I am tired from looking at all the stuff on the screen. Yikes it is overwhelming. But boy it is like a goldmine. –Me in email about early Outlook to a member of the team
It's so interesting to read the story of Outlook from the inside. We were an early adopter of Exchange for the enterprise, replacing around a dozen department-based email systems (VAXMail, Microsoft Mail for PC, Microsoft Mail for Mac, several instances of cc:Mail, at least a couple of hardcore research groups using UNIX-based SMTP mail on Sun, and probably a couple others I'm forgetting). The introduction of Exchange was quite painful, with frequent hiccups in the deployment accompanied by constant complaints from departments that thought their previous email system was better suited to their needs in one way or another. Most of the in-place Microsoft apps like Word and Excel had been bought as one-offs and were rarely updated. Office was viewed as much too expensive for our environment, and the concept of regular taking updates and getting everyone on the same version of everything (even the OS) was still viewed as completely impractical without a robust desktop management toolset. From an early end-user point of view at that time the eventual domination of Office and Outlook/Exchange was not at all obvious. We had a lot to learn.

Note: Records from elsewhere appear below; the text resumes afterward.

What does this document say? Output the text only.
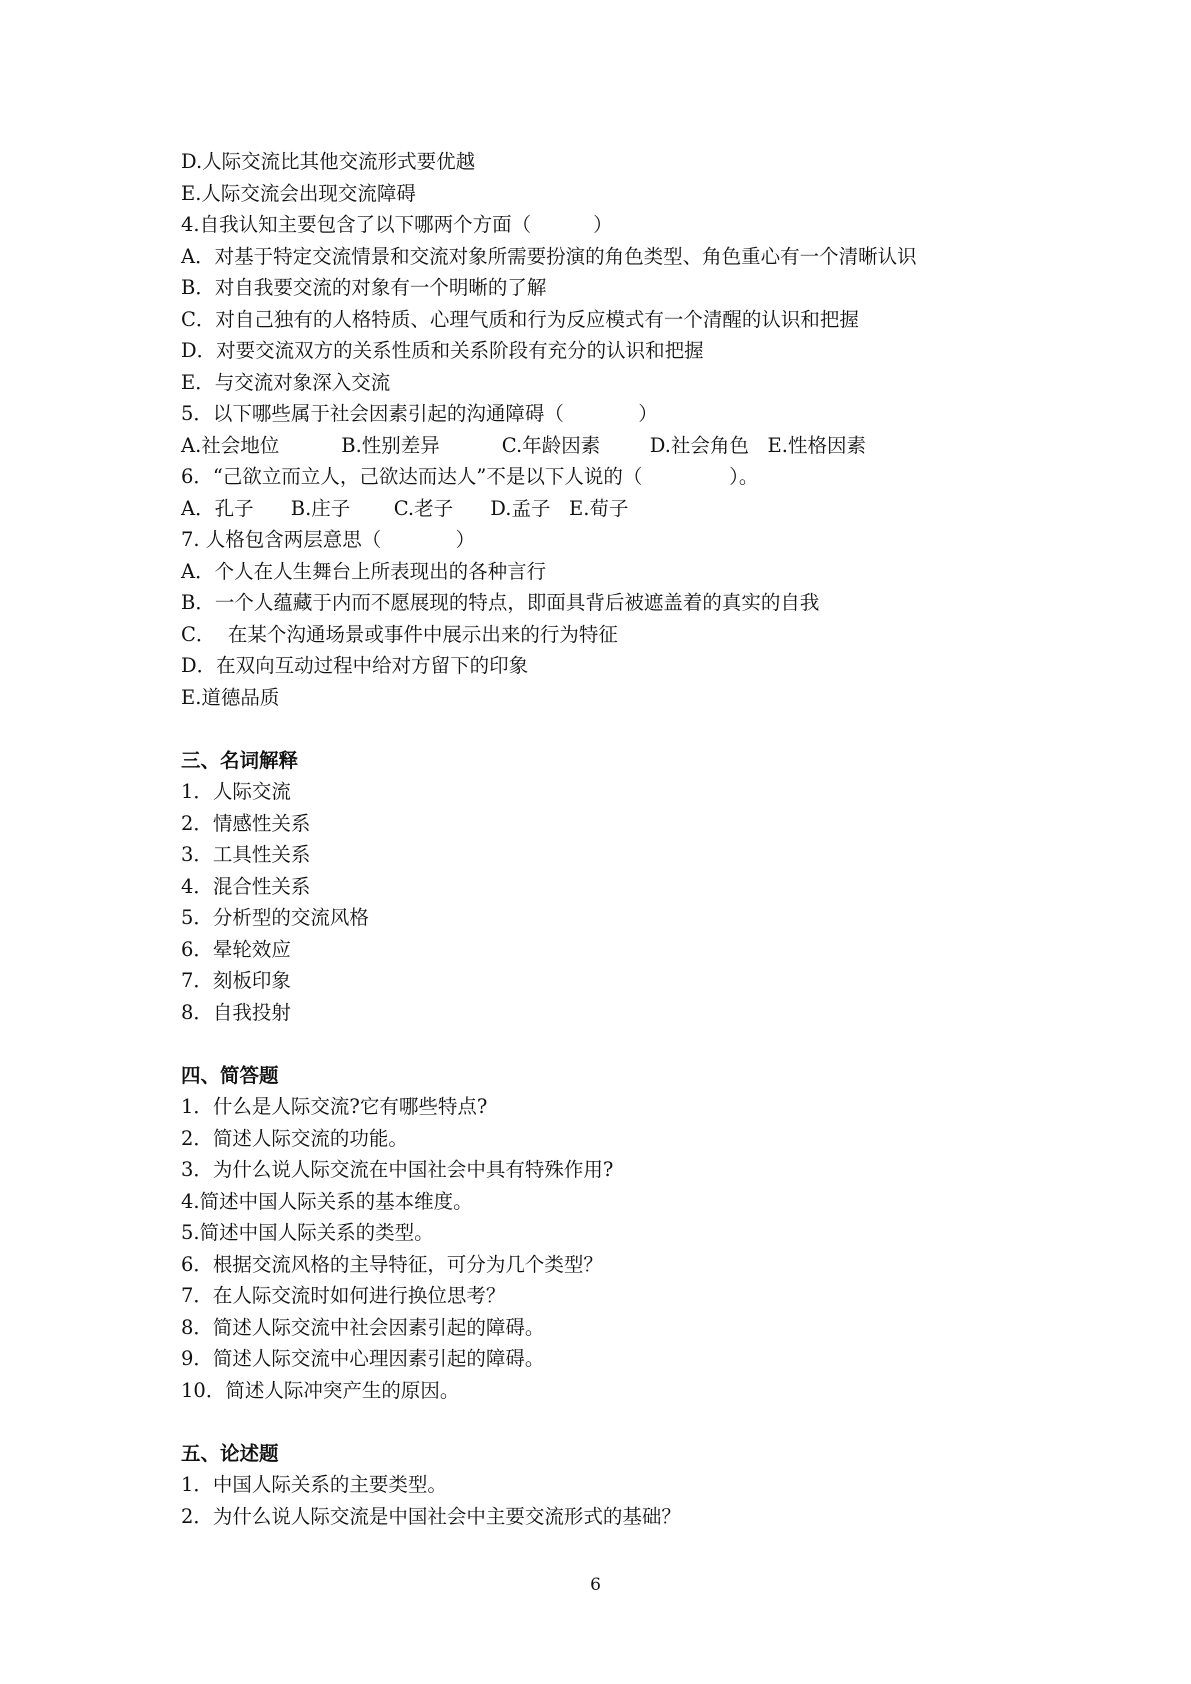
D.人际交流比其他交流形式要优越
E.人际交流会出现交流障碍
4.自我认知主要包含了以下哪两个方面（          ）
A．对基于特定交流情景和交流对象所需要扮演的角色类型、角色重心有一个清晰认识
B．对自我要交流的对象有一个明晰的了解
C．对自己独有的人格特质、心理气质和行为反应模式有一个清醒的认识和把握
D．对要交流双方的关系性质和关系阶段有充分的认识和把握
E．与交流对象深入交流
5．以下哪些属于社会因素引起的沟通障碍（            ）
A.社会地位          B.性别差异          C.年龄因素        D.社会角色   E.性格因素
6．“己欲立而立人，己欲达而达人”不是以下人说的（              ）。
A．孔子      B.庄子       C.老子      D.孟子   E.荀子
7. 人格包含两层意思（            ）
A．个人在人生舞台上所表现出的各种言行
B．一个人蕴藏于内而不愿展现的特点，即面具背后被遮盖着的真实的自我
C．  在某个沟通场景或事件中展示出来的行为特征
D．在双向互动过程中给对方留下的印象
E.道德品质
三、名词解释
1．人际交流
2．情感性关系
3．工具性关系
4．混合性关系
5．分析型的交流风格
6．晕轮效应
7．刻板印象
8．自我投射
四、简答题
1．什么是人际交流?它有哪些特点?
2．简述人际交流的功能。
3．为什么说人际交流在中国社会中具有特殊作用?
4.简述中国人际关系的基本维度。
5.简述中国人际关系的类型。
6．根据交流风格的主导特征，可分为几个类型？
7．在人际交流时如何进行换位思考？
8．简述人际交流中社会因素引起的障碍。
9．简述人际交流中心理因素引起的障碍。
10．简述人际冲突产生的原因。
五、论述题
1．中国人际关系的主要类型。
2．为什么说人际交流是中国社会中主要交流形式的基础？
6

At COMDEX 95, Bill's keynote showed off a lot of what Steven is getting to around the desire for everyone in the company to want to provide the optimal 'shell' to productivity work. The Project X demo my team pulled together (mentioned in earlier posts) served as the center piece to communicate some of these ideas.

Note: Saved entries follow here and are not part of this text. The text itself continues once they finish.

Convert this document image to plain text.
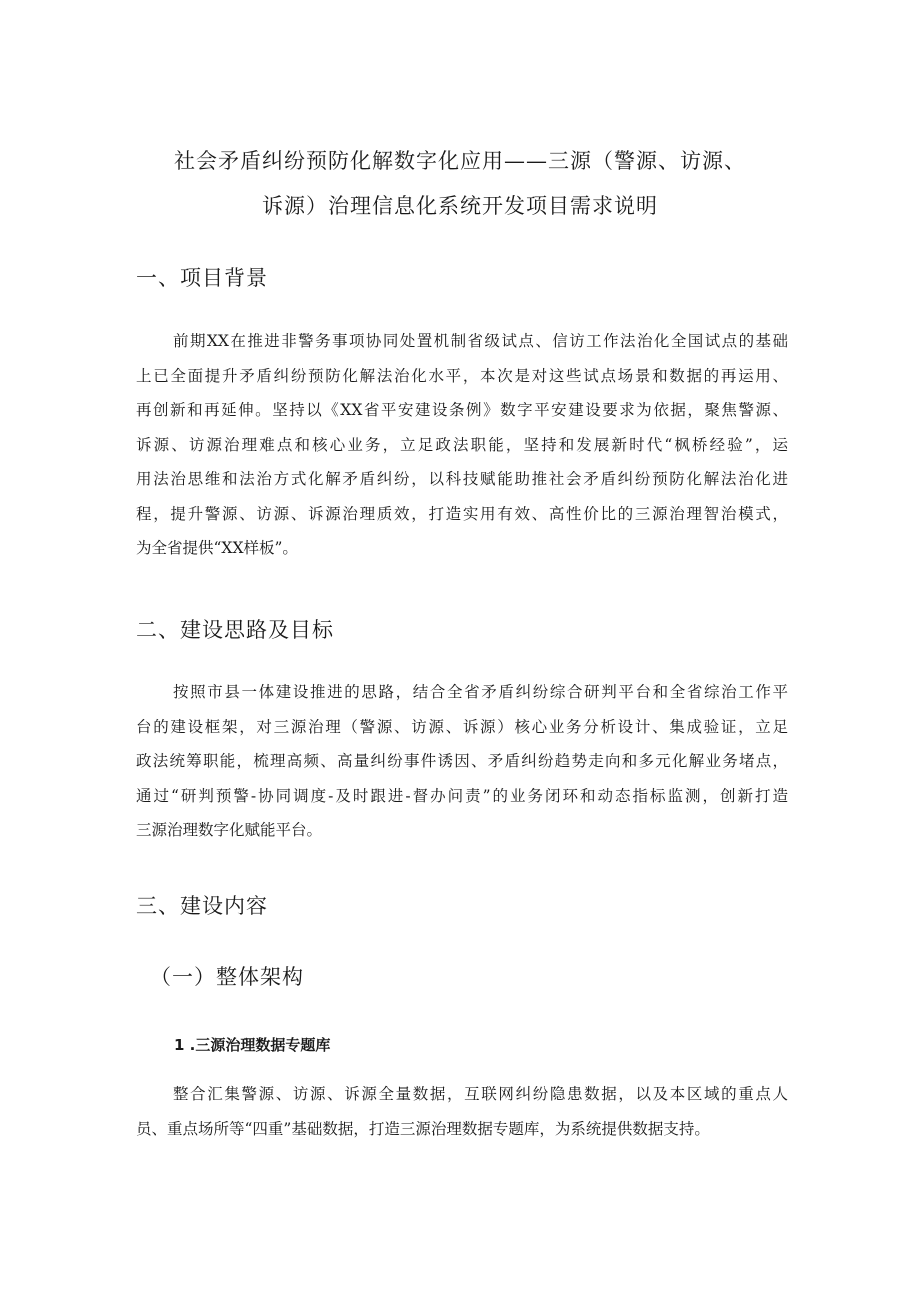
社会矛盾纠纷预防化解数字化应用——三源（警源、访源、
诉源）治理信息化系统开发项目需求说明
一、项目背景
前期XX在推进非警务事项协同处置机制省级试点、信访工作法治化全国试点的基础
上已全面提升矛盾纠纷预防化解法治化水平，本次是对这些试点场景和数据的再运用、
再创新和再延伸。坚持以《XX省平安建设条例》数字平安建设要求为依据，聚焦警源、
诉源、访源治理难点和核心业务，立足政法职能，坚持和发展新时代“枫桥经验”，运
用法治思维和法治方式化解矛盾纠纷，以科技赋能助推社会矛盾纠纷预防化解法治化进
程，提升警源、访源、诉源治理质效，打造实用有效、高性价比的三源治理智治模式，
为全省提供“XX样板”。
二、建设思路及目标
按照市县一体建设推进的思路，结合全省矛盾纠纷综合研判平台和全省综治工作平
台的建设框架，对三源治理（警源、访源、诉源）核心业务分析设计、集成验证，立足
政法统筹职能，梳理高频、高量纠纷事件诱因、矛盾纠纷趋势走向和多元化解业务堵点，
通过“研判预警-协同调度-及时跟进-督办问责”的业务闭环和动态指标监测，创新打造
三源治理数字化赋能平台。
三、建设内容
（一）整体架构
1 .三源治理数据专题库
整合汇集警源、访源、诉源全量数据，互联网纠纷隐患数据，以及本区域的重点人
员、重点场所等“四重”基础数据，打造三源治理数据专题库，为系统提供数据支持。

The whole video is worth watching (especially video conferencing from a phone booth!), but at this juncture Bill is talking about how 'objects' could play a role in 'simplifying' the desktop. He goes on to show a 'rather cluttered desktop' where documents are clustered around subjects on the desktop.
The 'graph' along the bottom that Bill describes is actually a timeline of all the productivity tasks conducted in Office and the Windows shell. It's what became 'the Journal' in Outlook that Steven includes above as a screenshot. We visited a 911 call center in the early 2000s that was still using it!
In the current version of Windows you can see that vision is still alive today. Typing <windows+tab>. The timeline scrolls vertically, but in 1995 we imagined it scrolling horizontally -- like Project's Gannt chart. The graph in the background that Bill triggered off of wasn't sales figures, but an indication of the amount of time spent on individual files or tasks.
I joined Ren/Outlook in early summer 1995 as a college hire, so reading all of the backstory is fascinating. Learning the ins and outs of Microsoft was hard enough as a newbie, and then layered in was all of the Capone vs. Outlook stuff was very confusing. But on the other hand, I got to go to a raging party (on day 4 of my employment) at BrianMac’s house, the biggest house I had ever seen in my life. A pool, kegs of beer, and a home movie room with a laserdisc player.
Two fun Outlook v1 stories. Maybe you remember these Steven. We were just about to ship a major milestone (I think Beta1, I can’t quite remember which) As a joke, a developer swapped out the Outlook boot screen and instead showed a hilarious and unflattering photo of Brian Valentine (head of Exchange and Capone) in a hula skirt and coconuts from some previous ship party. He was not a small guy, so the photo was meant to embarrass. The dev thought he was checking this photo into the internal build but screwed up the checkin and it went into the Beta 1 official build. It was found before we sent out the CDs but was a major big deal and embarrassment to the Outlook team. And it also made the Exchange team hate us even more 😃
The second story was that after Outlook v1 shipped, the Exchange team had spun up their successor app/code name called “Highlander” which came from the movie of the same name, and the movie tag line was “There can only be one”, implying the Highlander team’s goal was to kill Outlook and there would ultimately only be 1 mail client. And one wonders where the famous meme org structure of Microsoft pointing guns at each other comes from...
Either way, I had a total blast on the Ren team and it was a great experience to start at Microsoft, and long term Outlook did indeed become a bedrock for Office.
In my opinion, this section did not come across as clearly as earlier sections. I found myself re-reading certain paragraphs to be sure I was getting the point you were trying to make.